Last Tuesday at 4:30am we gathered, by what can only be attributed to the Svengali-like power of Mark O., to ride as many hard miles (65-70) as possible before work. For those who had extra time, this would include ascending Emigration Canyon, east of the University of Utah.
Four of us
departed along the Legacy Parkway bike trail: Mark O., Derrick W., Dave B.
(myself), and Colt F. from America First CU Racing. No more than twenty minutes in, while Mark
was pushing the pace in front, he noticed something on the side of the
path. As the pre-dawn brain cells
attempted to identify the object, and just as Mark considered the idea of
slowing down, a large (and surprisingly swift) raccoon darted across the trail
and in front of Mark’s tire.
Like the
R.O.U.S. (Rodents of Unusual Size) attack in “The Princess Bride”, Mark was
unceremoniously knocked to the ground, while peril ensued. Amid the chaos, I either heard or said an expletive. Somehow the rest of us were able to brake,
weave or skid past the pile of man and machine.
The first
order of business was to inspect Mark.
With the use of our headlights, it was clear he had some serious road
rash and bruising on his hip and forearm, yet the team kit remained remarkably
intact (Go TEXmarketUSA!).* Fortunately, his full-finger gloves took the brunt
of what would have been some major lacerations to the back of his hand.
The next
order of business was to tend to the Zanconato.
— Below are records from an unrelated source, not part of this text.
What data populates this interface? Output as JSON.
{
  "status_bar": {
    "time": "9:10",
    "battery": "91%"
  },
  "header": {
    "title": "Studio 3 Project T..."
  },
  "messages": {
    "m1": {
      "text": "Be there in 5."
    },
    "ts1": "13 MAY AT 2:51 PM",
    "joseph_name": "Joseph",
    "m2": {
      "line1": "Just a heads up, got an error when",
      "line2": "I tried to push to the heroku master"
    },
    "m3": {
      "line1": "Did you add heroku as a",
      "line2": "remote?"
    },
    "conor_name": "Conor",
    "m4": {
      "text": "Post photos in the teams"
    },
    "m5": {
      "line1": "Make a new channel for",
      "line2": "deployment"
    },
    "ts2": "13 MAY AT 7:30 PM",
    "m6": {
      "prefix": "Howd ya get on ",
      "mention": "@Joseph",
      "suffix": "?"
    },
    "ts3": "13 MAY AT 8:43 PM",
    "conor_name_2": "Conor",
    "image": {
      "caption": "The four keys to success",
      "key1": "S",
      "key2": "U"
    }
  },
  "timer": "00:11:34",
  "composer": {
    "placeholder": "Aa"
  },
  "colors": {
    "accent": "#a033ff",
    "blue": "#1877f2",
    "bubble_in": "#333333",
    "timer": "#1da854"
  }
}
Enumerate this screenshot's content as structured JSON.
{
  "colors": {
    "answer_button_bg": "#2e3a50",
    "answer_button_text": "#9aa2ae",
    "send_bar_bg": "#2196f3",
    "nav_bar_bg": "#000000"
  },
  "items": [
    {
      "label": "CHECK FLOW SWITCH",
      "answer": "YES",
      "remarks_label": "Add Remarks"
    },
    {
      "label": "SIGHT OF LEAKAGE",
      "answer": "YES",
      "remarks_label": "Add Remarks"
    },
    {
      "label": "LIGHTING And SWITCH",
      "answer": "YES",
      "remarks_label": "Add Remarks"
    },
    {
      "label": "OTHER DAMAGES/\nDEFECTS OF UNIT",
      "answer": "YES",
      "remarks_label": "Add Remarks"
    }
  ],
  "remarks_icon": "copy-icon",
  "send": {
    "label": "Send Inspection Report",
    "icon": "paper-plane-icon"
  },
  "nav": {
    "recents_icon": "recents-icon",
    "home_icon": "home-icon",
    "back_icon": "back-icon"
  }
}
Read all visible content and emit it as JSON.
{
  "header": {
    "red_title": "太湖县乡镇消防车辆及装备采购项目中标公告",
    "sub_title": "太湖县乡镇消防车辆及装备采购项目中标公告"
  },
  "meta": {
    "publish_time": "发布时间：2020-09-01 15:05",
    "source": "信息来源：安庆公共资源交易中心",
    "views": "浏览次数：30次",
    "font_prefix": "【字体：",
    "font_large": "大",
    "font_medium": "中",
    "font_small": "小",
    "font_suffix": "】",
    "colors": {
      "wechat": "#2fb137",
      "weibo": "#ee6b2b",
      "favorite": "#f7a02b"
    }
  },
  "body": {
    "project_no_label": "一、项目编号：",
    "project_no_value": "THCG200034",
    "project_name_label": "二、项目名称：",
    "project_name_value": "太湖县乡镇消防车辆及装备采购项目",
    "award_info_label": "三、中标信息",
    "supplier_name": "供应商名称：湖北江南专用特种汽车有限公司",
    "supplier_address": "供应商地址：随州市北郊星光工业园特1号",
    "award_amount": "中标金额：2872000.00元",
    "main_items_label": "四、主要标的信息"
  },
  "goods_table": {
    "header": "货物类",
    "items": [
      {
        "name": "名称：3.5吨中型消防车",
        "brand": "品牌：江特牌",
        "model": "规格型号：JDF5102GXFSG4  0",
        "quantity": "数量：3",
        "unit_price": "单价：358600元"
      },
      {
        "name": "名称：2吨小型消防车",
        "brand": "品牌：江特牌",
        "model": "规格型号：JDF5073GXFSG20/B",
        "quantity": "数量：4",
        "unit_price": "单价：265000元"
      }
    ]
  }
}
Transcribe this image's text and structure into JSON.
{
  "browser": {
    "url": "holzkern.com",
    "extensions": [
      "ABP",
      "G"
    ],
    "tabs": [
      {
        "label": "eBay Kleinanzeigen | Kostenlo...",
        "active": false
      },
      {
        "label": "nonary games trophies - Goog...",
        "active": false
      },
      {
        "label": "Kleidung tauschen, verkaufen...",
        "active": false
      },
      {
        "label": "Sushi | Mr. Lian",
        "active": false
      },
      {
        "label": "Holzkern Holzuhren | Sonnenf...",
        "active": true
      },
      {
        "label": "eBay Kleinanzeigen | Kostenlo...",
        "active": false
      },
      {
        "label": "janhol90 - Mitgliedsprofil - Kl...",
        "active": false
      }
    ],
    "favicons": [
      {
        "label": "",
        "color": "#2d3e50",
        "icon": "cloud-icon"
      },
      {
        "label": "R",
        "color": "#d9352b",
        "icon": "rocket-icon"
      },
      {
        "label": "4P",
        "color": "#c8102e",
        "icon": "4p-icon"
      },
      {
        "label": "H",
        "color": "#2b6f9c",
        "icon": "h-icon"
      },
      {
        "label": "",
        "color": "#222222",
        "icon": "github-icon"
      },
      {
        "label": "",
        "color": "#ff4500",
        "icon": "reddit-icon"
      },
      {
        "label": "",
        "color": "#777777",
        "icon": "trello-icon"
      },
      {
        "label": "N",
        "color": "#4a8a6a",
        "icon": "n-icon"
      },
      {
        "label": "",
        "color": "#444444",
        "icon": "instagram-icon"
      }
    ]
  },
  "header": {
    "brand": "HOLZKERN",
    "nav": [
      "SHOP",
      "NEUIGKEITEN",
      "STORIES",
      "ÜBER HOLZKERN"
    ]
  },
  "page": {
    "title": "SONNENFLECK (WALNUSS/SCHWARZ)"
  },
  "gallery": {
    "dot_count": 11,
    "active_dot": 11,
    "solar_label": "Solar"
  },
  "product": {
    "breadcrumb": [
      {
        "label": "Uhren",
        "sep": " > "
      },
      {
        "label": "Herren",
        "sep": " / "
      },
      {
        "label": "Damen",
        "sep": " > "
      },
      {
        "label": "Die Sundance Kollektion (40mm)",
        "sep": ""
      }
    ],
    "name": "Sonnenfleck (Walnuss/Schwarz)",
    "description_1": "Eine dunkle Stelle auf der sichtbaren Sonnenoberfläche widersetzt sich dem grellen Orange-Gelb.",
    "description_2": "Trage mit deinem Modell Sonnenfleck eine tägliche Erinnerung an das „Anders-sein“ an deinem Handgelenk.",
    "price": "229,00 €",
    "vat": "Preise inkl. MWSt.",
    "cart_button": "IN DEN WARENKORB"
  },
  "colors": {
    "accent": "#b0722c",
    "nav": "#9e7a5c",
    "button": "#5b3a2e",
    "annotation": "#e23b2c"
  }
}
Maybe we should have done this first.
Anyway, aside from a scraped up saddle and bar tape, and a tiny tweak of
the derailleur, the steed was in great shape (Go Zank!).
Once Mark
collected himself, we were riding again.
After just one rotation of the paceline, Mark was back up front, pushing
a big gear as usual. When we reached
Emigration Canyon, Mark faced it like Inigo Montoya vs. the six-fingered man
(Go Mark!).
And thus the
pronouncement: “Raccoons make lousy speed-bumps!” Indeed they do.
*It should
be noted I believe this retelling is in compliance with Rule #81, since after
the ride Mark went to InstaCare to have his wounds scrubbed and treated. Also, no selfies of the injuries will be posted;
otherwise, Mark may be accused of being a Congressman. I’ve seen the pictures - definitely not safe
for work.
Ride on,
Dave
Ride on,
Dave
2 comments:
Great write up Dave. How did you have time to snap a picture of that Raccoon after he took me down? He certainly does seem smug with himself!
Mark
Just wait til you run into a S.O.U.S. Squirrel of unusual size. The love to play games with the spokes of my mountain bike.